Alguna vez pensé que podrían constituirme las ideas en que creía, pero ahora esa vanidad me entristece. Hoy estoy más cerca de creer que lo que lo me constituye es lo que he visto y lo que he olvidado. También las voces que cito en estos cuadernos, ideas que reúno para considerarlas todas juntas y a la vez. Temo a la vanidad, pero ejercito mi narcisismo palabra a palabra. Escribo sobre lo que me pasa, pero no tengo una preferencia por mí mismo. Exagero. Me prefiero a algunos.

 

x.

El sonido del disco de los Rolling Stones, enturbiado por el polvo en los surcos, se debe a una mecánica basada en frágiles medidas variables a las que es sensible la aguja del tocadiscos. De la misma forma, la memoria se ve afectada por el polvo que se deposita sobre nosotros, sobre nuestros actos y nuestros afectos. Este polvo oscurece los significados originales pero también hace posible la vida, porque queramos aceptarlo o no, una memoria prístina sería insoportable.
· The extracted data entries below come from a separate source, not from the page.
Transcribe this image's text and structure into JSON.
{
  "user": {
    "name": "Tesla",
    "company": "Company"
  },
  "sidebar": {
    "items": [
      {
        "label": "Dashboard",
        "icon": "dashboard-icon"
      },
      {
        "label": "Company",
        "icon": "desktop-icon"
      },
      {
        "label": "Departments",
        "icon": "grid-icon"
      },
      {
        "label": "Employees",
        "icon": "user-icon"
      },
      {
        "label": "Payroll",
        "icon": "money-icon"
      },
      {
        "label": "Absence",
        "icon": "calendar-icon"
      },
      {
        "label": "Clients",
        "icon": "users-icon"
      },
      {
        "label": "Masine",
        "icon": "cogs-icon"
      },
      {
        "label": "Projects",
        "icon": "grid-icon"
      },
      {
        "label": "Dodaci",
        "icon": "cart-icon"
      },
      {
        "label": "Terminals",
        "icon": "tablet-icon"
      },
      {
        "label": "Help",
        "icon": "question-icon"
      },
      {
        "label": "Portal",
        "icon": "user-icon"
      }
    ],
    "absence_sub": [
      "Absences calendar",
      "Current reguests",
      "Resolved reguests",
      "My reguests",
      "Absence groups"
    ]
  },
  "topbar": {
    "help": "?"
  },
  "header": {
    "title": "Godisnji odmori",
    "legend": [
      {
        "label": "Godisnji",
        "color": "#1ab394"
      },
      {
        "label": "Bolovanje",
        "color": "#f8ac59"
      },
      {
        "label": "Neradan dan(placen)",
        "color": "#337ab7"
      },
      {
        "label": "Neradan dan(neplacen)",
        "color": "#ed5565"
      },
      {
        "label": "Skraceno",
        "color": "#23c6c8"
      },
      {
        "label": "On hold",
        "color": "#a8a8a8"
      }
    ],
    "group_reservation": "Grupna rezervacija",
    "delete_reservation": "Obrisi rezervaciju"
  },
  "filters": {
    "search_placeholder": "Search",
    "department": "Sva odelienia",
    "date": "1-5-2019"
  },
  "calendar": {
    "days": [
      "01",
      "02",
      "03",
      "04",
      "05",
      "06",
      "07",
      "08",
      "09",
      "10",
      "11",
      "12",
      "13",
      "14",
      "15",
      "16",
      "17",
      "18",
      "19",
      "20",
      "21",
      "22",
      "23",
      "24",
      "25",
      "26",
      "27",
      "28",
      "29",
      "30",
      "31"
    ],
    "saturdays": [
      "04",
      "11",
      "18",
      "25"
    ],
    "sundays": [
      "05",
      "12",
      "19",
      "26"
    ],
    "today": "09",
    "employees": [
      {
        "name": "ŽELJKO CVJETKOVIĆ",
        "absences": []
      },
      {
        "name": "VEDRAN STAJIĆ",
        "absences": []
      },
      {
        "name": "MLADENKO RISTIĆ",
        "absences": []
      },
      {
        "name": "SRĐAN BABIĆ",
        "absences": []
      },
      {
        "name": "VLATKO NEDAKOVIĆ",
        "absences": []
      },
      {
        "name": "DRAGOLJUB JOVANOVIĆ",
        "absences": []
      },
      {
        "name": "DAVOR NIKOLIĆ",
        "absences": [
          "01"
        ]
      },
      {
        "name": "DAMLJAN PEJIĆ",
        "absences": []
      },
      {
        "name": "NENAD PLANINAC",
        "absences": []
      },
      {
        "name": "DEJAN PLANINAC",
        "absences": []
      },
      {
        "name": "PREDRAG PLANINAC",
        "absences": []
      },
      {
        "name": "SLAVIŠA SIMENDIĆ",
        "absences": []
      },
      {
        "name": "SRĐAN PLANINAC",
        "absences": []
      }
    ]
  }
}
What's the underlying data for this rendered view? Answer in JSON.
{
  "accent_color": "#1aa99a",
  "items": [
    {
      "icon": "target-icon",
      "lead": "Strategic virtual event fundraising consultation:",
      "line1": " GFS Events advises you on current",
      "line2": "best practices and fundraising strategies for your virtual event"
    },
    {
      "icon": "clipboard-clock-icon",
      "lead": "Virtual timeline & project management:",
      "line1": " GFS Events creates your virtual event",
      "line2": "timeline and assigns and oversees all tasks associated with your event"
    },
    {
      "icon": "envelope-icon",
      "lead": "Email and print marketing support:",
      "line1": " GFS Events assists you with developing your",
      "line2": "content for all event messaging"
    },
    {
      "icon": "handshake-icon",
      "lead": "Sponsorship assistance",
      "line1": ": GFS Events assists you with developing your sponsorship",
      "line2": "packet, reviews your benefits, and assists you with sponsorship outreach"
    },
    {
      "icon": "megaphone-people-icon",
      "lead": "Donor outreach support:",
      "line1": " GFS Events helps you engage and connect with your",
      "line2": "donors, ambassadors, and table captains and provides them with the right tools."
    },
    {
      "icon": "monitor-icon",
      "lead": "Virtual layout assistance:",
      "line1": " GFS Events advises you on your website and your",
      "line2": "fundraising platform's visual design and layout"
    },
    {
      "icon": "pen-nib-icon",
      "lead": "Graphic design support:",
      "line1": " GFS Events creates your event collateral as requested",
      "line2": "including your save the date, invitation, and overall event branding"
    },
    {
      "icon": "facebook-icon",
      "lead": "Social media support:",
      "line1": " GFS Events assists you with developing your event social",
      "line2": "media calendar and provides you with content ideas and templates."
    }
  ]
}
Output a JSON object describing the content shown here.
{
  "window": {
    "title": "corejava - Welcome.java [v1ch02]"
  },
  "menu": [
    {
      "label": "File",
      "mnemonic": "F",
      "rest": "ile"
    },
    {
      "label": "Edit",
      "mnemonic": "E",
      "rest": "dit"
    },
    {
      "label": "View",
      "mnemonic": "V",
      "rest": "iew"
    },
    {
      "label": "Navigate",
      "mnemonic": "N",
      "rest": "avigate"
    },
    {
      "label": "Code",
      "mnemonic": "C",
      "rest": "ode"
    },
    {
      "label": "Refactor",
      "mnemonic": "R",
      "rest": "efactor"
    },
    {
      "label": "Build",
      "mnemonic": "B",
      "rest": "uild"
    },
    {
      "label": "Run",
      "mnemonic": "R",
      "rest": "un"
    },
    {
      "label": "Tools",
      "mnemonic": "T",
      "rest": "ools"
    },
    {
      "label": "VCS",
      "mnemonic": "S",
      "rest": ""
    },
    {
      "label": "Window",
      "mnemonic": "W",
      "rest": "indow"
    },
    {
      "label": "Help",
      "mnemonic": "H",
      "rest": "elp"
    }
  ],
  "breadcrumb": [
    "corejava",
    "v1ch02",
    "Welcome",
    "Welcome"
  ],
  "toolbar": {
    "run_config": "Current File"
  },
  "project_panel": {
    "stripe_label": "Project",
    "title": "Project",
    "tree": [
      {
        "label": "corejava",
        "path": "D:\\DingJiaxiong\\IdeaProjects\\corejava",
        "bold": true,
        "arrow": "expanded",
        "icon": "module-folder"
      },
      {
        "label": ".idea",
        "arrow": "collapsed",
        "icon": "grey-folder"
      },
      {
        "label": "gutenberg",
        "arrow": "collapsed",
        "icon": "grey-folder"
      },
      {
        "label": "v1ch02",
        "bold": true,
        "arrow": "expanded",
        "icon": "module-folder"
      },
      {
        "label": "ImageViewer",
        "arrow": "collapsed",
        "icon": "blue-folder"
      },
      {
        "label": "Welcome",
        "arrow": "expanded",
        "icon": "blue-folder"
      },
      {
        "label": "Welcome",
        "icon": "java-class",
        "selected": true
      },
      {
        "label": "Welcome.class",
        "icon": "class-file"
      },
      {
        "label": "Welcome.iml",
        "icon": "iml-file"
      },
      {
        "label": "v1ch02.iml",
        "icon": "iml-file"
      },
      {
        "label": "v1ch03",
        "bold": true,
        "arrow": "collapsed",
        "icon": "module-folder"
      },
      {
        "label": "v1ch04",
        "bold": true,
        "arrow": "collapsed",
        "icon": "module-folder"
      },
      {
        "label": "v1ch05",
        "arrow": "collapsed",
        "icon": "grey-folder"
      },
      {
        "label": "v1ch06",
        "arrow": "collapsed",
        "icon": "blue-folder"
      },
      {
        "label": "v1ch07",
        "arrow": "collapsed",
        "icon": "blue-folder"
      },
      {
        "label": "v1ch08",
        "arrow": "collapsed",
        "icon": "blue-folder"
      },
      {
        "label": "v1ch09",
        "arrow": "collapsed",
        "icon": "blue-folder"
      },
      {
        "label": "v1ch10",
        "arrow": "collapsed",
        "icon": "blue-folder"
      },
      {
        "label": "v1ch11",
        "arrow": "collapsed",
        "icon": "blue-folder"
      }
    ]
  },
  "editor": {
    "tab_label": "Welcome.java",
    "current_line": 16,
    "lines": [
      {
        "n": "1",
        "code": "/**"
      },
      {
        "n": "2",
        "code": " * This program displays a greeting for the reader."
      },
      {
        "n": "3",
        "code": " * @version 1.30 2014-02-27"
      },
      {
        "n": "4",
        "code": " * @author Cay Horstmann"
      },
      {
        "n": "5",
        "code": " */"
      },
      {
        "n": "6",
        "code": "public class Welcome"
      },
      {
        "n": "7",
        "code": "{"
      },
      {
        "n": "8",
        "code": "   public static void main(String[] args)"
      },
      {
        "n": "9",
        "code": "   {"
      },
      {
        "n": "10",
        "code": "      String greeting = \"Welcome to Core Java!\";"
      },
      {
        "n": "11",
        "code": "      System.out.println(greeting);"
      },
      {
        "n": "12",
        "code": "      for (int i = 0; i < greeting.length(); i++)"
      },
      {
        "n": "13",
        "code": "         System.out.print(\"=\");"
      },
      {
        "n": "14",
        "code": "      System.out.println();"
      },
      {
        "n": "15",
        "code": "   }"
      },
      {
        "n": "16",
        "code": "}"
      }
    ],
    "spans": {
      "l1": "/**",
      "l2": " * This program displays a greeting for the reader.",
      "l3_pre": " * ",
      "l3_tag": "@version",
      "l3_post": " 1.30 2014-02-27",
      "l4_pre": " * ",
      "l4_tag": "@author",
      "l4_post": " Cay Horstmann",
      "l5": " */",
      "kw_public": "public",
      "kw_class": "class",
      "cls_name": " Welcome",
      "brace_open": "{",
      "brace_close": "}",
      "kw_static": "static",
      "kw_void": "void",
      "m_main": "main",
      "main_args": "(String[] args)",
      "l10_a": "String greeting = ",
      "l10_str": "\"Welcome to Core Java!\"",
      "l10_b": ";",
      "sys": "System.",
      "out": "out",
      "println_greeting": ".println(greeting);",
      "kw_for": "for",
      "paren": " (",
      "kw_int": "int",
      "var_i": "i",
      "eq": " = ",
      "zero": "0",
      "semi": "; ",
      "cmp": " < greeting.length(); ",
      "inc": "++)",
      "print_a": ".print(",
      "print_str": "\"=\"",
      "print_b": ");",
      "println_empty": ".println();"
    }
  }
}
Podemos suspirar aliviados, la memoria es análoga.

 

xi.

Hoy compré en oferta un disco que nunca pensé encontrar, Bright Flight de los Silver Jews. Esto significó la destrucción inmediata del jardín de invierno. Llegué a mi casa, le quité el polvo a Some Girls con un cepillo y escuché el lado B completo, partiendo con “Far Away Eyes” y acabando con “Shattered”. Luego puse el Bright Flight y me senté a ver el disco girar en el silencio que precede las dos notas de piano tras las cuales David Berman canta: “When God was young, he made the wind and the sun, and since then it’s been a slow education”. Hay un ligero optimismo en estas líneas, en el consuelo hallado en la certeza de que Dios está aprendiendo y en la madurez del hijo que entiende la falibilidad de su padre.

 

xii.

Quizás esta sea la forma de seguir adelante, abrir una brecha y avanzar por un carril distinto. Dejar de escuchar las mismas canciones. Destruir sin el escándalo de la destrucción. Aprender a perder y aprender a nadar.

 

 

Rodrigo Olavarría es autor del libro de poemas “La noche migratoria” (2005) y de las novelas “Alameda tras las rejas” (2010) y “Cuaderno esclavo” (2017). Como traductor ha publicado libros de Allen Ginsberg, Edgar Lee Masters, Eileen Myles, William Burroughs y Sam Shepard. También ha adaptado para el teatro obras de Tennessee Williams, Henry Miller, Nina Raines y Paula Vogel, entre otros.